Юрий Милославский, или Русские в 1612 году (Смута)
– Ничего, ничего… – отвечал поляк, стараясь скрыть свое смущение.
– Как теперь, гляжу, – продолжал Кирша, – на этом огороде лихая была схватка, и пан Лисовский один за десятерых работал.
– Да, да, – прервал поляк, – он дрался как черт! Я смело это могу говорить потому, что не отставал от него ни на минуту.
– Так поэтому, ясновельможный, ты был свидетелем, как он наткнулся на одного молодца, который во время драки, словно заяц, притаился между гряд, и как пан Лисовский отпотчевал этого труса нагайкою?
Оловянные глаза поляка завертелись во все стороны, а багровый нос засверкал, как уголь.
– Как нагайкой? – вскричал он. – Кого нагайкой?.. Это вздор!.. Этого никогда не было!
– Помилуй, как не было! – продолжал Кирша. – Да об этом все войско Сапеги знает. Этот трусишка служил в регименте Лисовского товарищем и, помнится, прозывался… да, точно так… паном Копычинским.
– Неправда, не верьте ему! – закричал поляк, обращаясь к казакам. – Это клевета!.. Копычинского не только Лисовский, но и сам черт не смел бы ударить нагайкою: он никого не боится!
– Да что ж за нелегкая угораздила его завалиться между гряд в то время, как другие дрались?
– Что? Как что?.. Да кто тебе сказал, что я лежал между гряд?
– Ага! Так это ты, ясновельможный? Прошу покорно, чего злые люди не выдумают! Ведь точно говорят, что Лисовский тебя поколотил и что если б на другой день ты не бежал в Москву, то он для острастки других непременно бы тебя повесил.
– Какой вздор, какой вздор! – перервал поляк, стараясь казаться равнодушным. – Да что с тобою говорить! Гей, хозяин, что у тебя есть? Я хочу поужинать.
– Ахти, кормилец! – отвечал хозяин. – Да у меня ничего, кроме хлеба, не осталось.
– Как ничего?
– Видит бог, ничего!.. Была корчага каши, толокно и горшок щей, да всё проезжие поели.

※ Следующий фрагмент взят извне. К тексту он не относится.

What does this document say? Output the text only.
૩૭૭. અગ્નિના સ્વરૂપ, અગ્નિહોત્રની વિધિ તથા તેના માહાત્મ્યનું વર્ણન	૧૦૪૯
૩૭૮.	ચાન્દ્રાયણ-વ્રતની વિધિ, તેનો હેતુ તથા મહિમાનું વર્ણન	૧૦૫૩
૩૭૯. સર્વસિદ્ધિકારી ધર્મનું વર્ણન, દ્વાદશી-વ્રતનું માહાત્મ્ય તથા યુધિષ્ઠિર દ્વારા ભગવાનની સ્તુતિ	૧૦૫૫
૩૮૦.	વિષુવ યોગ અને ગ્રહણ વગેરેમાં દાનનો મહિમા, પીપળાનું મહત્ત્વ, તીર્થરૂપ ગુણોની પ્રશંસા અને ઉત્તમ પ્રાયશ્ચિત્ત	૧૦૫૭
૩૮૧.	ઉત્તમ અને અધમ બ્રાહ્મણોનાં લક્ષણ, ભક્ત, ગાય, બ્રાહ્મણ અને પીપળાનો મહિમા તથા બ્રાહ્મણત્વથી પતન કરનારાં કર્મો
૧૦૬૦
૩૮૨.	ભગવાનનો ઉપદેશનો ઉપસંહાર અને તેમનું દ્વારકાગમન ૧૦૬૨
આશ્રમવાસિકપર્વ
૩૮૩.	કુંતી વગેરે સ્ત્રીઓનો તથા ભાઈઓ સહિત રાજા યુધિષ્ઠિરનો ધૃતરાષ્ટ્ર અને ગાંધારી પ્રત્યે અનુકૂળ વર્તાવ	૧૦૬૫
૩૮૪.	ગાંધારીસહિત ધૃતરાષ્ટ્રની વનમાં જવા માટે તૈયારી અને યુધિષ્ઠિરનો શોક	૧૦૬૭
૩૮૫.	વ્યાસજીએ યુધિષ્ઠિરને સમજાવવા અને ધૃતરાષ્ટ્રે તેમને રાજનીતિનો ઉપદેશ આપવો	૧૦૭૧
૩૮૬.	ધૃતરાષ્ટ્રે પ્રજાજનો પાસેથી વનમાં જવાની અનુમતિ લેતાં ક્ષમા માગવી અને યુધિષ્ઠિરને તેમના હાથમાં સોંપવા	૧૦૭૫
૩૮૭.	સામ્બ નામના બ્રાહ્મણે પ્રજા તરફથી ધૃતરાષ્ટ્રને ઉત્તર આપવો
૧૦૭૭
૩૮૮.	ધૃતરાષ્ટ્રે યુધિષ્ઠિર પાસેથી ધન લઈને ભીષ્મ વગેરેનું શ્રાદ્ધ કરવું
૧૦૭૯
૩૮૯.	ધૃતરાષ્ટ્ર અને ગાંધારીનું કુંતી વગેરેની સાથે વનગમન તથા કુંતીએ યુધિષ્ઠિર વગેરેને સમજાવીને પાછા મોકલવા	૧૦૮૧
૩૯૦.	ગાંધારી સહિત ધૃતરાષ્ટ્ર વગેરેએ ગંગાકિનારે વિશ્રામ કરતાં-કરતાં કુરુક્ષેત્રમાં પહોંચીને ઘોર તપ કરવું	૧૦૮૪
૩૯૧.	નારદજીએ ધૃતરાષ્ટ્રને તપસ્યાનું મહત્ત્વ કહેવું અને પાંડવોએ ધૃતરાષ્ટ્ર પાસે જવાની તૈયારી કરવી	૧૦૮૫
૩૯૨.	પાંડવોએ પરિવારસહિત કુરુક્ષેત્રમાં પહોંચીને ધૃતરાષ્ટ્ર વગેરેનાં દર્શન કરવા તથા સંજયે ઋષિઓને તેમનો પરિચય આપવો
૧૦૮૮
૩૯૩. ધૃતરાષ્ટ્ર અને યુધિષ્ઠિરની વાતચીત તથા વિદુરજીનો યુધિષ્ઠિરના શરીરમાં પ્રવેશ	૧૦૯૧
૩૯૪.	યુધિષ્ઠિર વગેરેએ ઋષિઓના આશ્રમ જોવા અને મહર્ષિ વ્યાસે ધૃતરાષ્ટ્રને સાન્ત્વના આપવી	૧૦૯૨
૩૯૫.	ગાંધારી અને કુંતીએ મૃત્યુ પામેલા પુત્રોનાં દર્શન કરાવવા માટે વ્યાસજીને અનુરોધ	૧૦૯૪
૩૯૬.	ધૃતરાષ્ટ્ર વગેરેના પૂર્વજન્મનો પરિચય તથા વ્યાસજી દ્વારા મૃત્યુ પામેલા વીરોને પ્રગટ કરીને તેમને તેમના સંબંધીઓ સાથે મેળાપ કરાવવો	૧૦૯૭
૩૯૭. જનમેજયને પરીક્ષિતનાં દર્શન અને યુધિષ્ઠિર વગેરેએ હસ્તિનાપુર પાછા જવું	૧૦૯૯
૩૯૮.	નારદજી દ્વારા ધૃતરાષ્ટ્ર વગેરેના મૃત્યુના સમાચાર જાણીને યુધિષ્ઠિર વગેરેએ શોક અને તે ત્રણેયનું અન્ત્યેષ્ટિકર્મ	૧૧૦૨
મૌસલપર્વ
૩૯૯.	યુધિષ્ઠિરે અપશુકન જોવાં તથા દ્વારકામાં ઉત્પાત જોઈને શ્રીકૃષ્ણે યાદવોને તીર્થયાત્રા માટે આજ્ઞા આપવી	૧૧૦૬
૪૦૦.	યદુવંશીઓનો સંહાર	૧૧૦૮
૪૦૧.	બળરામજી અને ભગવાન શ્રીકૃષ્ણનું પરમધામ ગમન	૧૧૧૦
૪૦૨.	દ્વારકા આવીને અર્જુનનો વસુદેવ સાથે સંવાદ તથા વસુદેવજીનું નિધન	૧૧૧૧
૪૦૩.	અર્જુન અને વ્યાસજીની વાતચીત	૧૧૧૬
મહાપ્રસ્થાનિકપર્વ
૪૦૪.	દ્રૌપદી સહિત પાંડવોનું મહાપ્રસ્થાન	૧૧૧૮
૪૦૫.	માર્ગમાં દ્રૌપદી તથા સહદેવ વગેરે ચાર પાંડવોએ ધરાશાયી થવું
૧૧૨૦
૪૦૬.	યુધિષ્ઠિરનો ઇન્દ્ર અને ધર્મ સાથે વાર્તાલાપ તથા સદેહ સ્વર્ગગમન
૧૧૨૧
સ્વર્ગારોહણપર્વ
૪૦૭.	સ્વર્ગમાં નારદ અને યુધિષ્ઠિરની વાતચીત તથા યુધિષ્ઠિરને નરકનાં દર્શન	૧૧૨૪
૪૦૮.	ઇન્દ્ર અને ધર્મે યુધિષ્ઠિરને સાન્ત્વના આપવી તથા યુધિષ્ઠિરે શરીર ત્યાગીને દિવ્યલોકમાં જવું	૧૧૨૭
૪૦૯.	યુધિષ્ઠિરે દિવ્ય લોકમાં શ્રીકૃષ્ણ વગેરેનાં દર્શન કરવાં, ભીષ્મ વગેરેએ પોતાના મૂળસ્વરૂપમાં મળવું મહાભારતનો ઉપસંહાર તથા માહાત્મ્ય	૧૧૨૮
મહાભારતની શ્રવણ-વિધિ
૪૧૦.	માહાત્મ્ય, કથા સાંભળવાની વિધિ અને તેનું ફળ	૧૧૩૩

– Быть не может, чтоб у тебя ничего не осталось. Гей, Нехорошко! – продолжал он, взглянув на одного из казаков. – Пошарь-ка в печи: не найдешь ли чего-нибудь.
Казак отодвинул заслонку и вытащил жареного гуся.
– Цо-то есть? – закричал поляк. – Ах ты лайдак! Как же ты говорил, что у тебя нет съестного?
– Да это чужое, родимый, – сказала хозяйка. – Этого гуся привез с собою вот тот барин, что спит на печи.
– А кто он? Поляк?
– Нет, кормилец, кажись, русский.
– Москаль?.. Так давай сюда!
Алексей хотел было вступиться за право собственности своего господина, но один из казаков дал ему такого толчка, что он едва устоял на ногах.
– Разбуди своего барина, – шепнул Кирша, – он лучше нашего управится с этим буяном.
Пока Алексей будил Юрия и объявлял ему о насильственном завладении гуся, поляк, сняв шапку, расположился спокойно ужинать. Юрий слез с печи, спрятал за пазуху пистолет и, отдав потихоньку приказание Алексею, который в ту же минуту вышел из избы, подошел к столу.
– Доброго здоровья! – сказал он, поклонясь вежливо пану.
Поляк, не переставая есть, кивнул головою и показал молча на скамью; Юрий сел на другом конце стола и, помолчав несколько времени, спросил: по вкусу ли ему жареный гусь?
– Как проголодаешься, так все будет вкусно, – отвечал поляк. – А что, этот гусь твой?
– Мой, пан.
– Нечего сказать, вы, москали, догадливее нас: всегда с запасом ездите. Правда, нам это и не нужно; для нас, поляков, нет ничего заветного.
– Конечно, пан, конечно. Да что ж ты перестал? Кушай на здоровье!
– Не хочу: я сыт.
– Не совестись, покушай!
– Нет, ешь сам, если хочешь.
– Спасибо! Я не привык кормиться ничьими объедками да не люблю, чтоб и другие не доедали. Кушай, пан!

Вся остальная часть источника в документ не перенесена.